How does it compare?
I've received a number of messages from riders trying to decide which way to go - the shorter travel Optic, or the longer travel Sight. The Sight's extra travel, combined with its slacker head angle and slightly longer chainstays means that it doesn't have the same level of responsiveness when pedaling or in terrain that you really need to pump through compared to the Optic.
The geometry may not be dramatically different, but the Optic does feel more energetic, and if I was heading out for a big, more XC-oriented ride I'd rather be on the Optic. On the flip side, for rougher, steeper trails, the Sight is the way to go - that 160mm Lyrik can plow through obstacles that the 140mm Pike can't, and the longer wheelbase does make it easier to turn off your brain and let go of the brakes.

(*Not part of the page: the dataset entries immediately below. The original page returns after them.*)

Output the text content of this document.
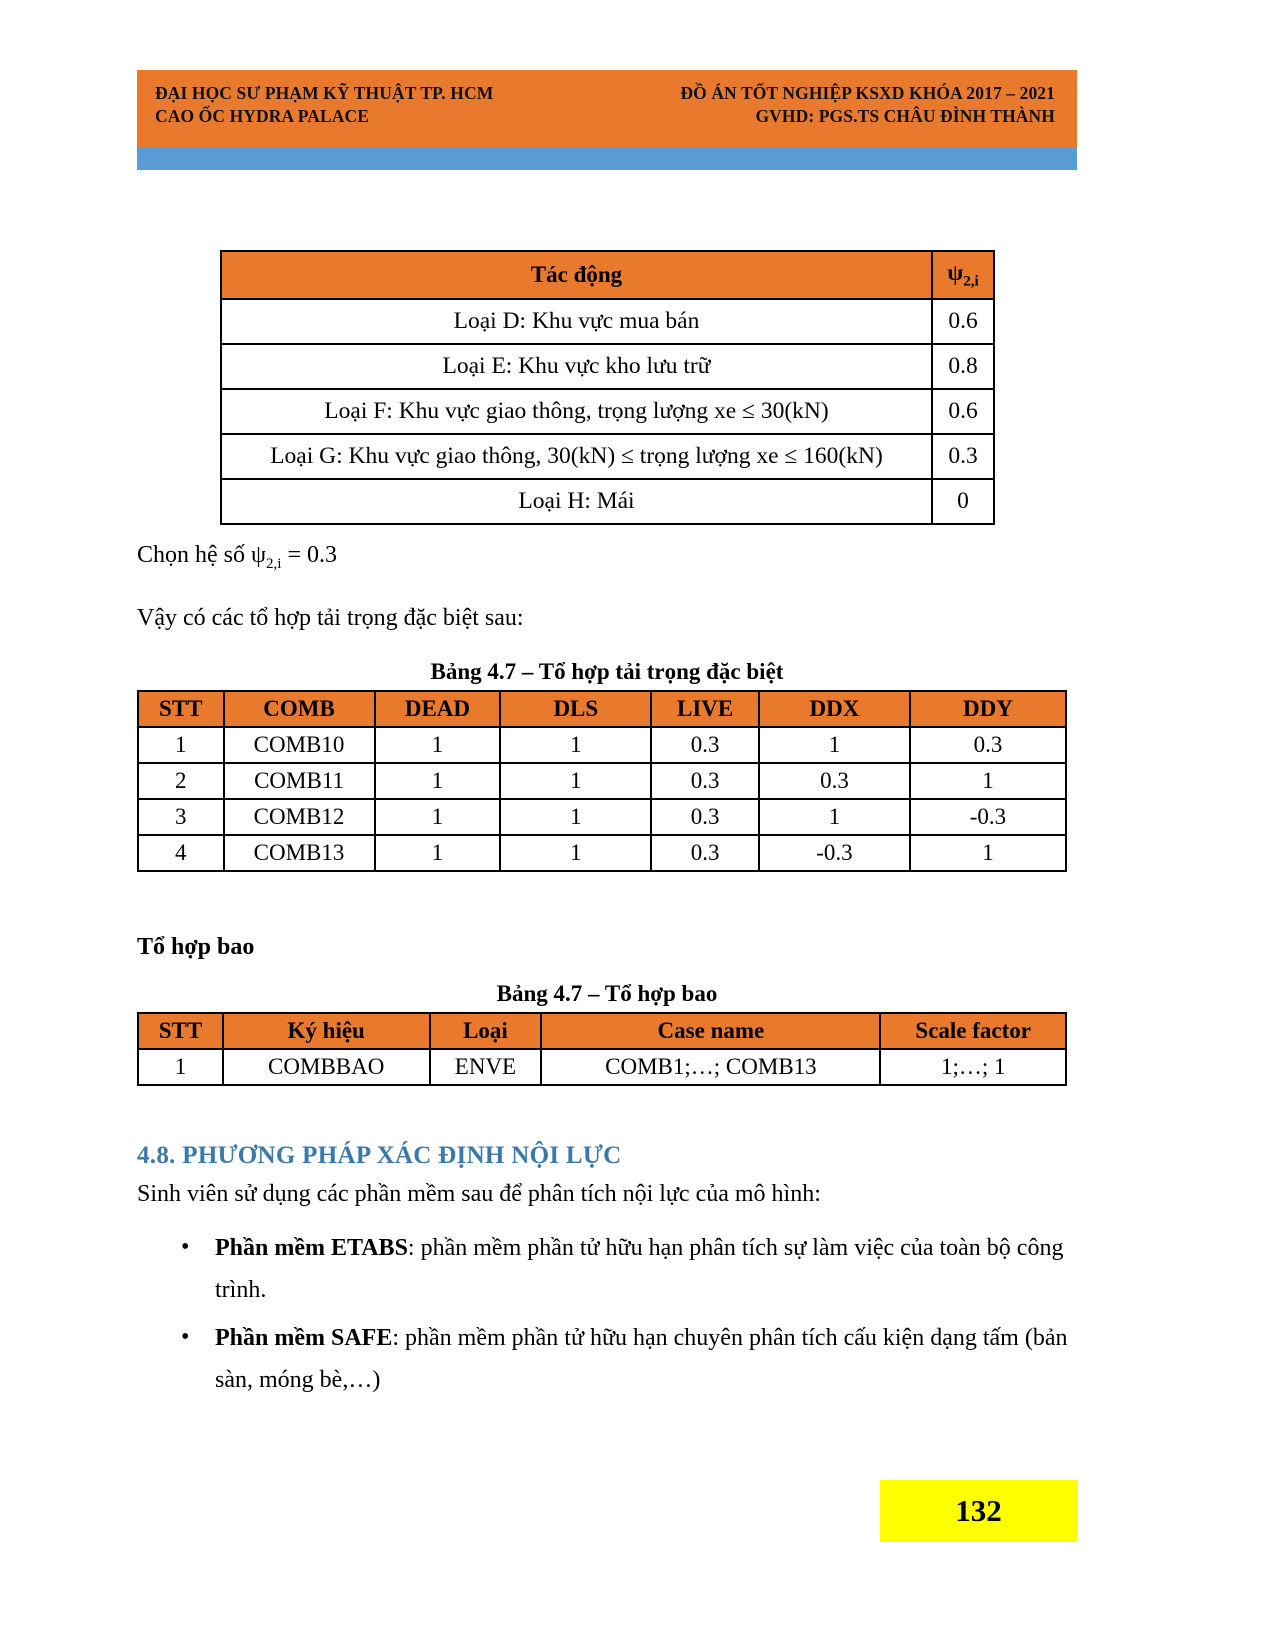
ĐẠI HỌC SƯ PHẠM KỸ THUẬT TP. HCM
CAO ỐC HYDRA PALACE
ĐỒ ÁN TỐT NGHIỆP KSXD KHÓA 2017 – 2021
GVHD: PGS.TS CHÂU ĐÌNH THÀNH
Tác động	$\psi_{2,i}$
Loại D: Khu vực mua bán	0.6
Loại E: Khu vực kho lưu trữ	0.8
Loại F: Khu vực giao thông, trọng lượng xe ≤ 30(kN)	0.6
Loại G: Khu vực giao thông, 30(kN) ≤ trọng lượng xe ≤ 160(kN)	0.3
Loại H: Mái	0

Chọn hệ số $\psi_{2,i} = 0.3$

Vậy có các tổ hợp tải trọng đặc biệt sau:

Bảng 4.7 – Tổ hợp tải trọng đặc biệt
STT	COMB	DEAD	DLS	LIVE	DDX	DDY
1	COMB10	1	1	0.3	1	0.3
2	COMB11	1	1	0.3	0.3	1
3	COMB12	1	1	0.3	1	-0.3
4	COMB13	1	1	0.3	-0.3	1
Tổ hợp bao
Bảng 4.7 – Tổ hợp bao
STT	Ký hiệu	Loại	Case name	Scale factor
1	COMBBAO	ENVE	COMB1;…; COMB13	1;…; 1
4.8. PHƯƠNG PHÁP XÁC ĐỊNH NỘI LỰC

Sinh viên sử dụng các phần mềm sau để phân tích nội lực của mô hình:

• Phần mềm ETABS: phần mềm phần tử hữu hạn phân tích sự làm việc của toàn bộ công trình.
• Phần mềm SAFE: phần mềm phần tử hữu hạn chuyên phân tích cấu kiện dạng tấm (bản sàn, móng bè,…)
132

I've also been spending time on a new Banshee Titan
lately, so let's throw that into the mix. The Titan has 155mm of rear travel and a 170mm fork, with a 64.5-degree head angle, a 470mm reach on a size large, and 452mm chainstays. While there are geometry differences in a few key areas, there's only a 3mm difference when it comes to the overall wheelbase. That doesn't mean they handle the same, though.
The Titan feels more like a freeride bike, an aluminum machine that's happiest plowing through obstacles rather than going over them, and it has an impressive ability to soak up hard landings without skipping a beat. It's not the quickest in tighter turns – those long chainstays are noticeable, and the Sight feels more manageable at slower speeds and on less steep terrain.
The Sight’s pedaling position is similar to the Titan’s, and they both pedal decently while seated, but when it comes to standing up and putting the power down, the Sight feels more efficient – the Titan cycles deeper into its travel during those hard efforts.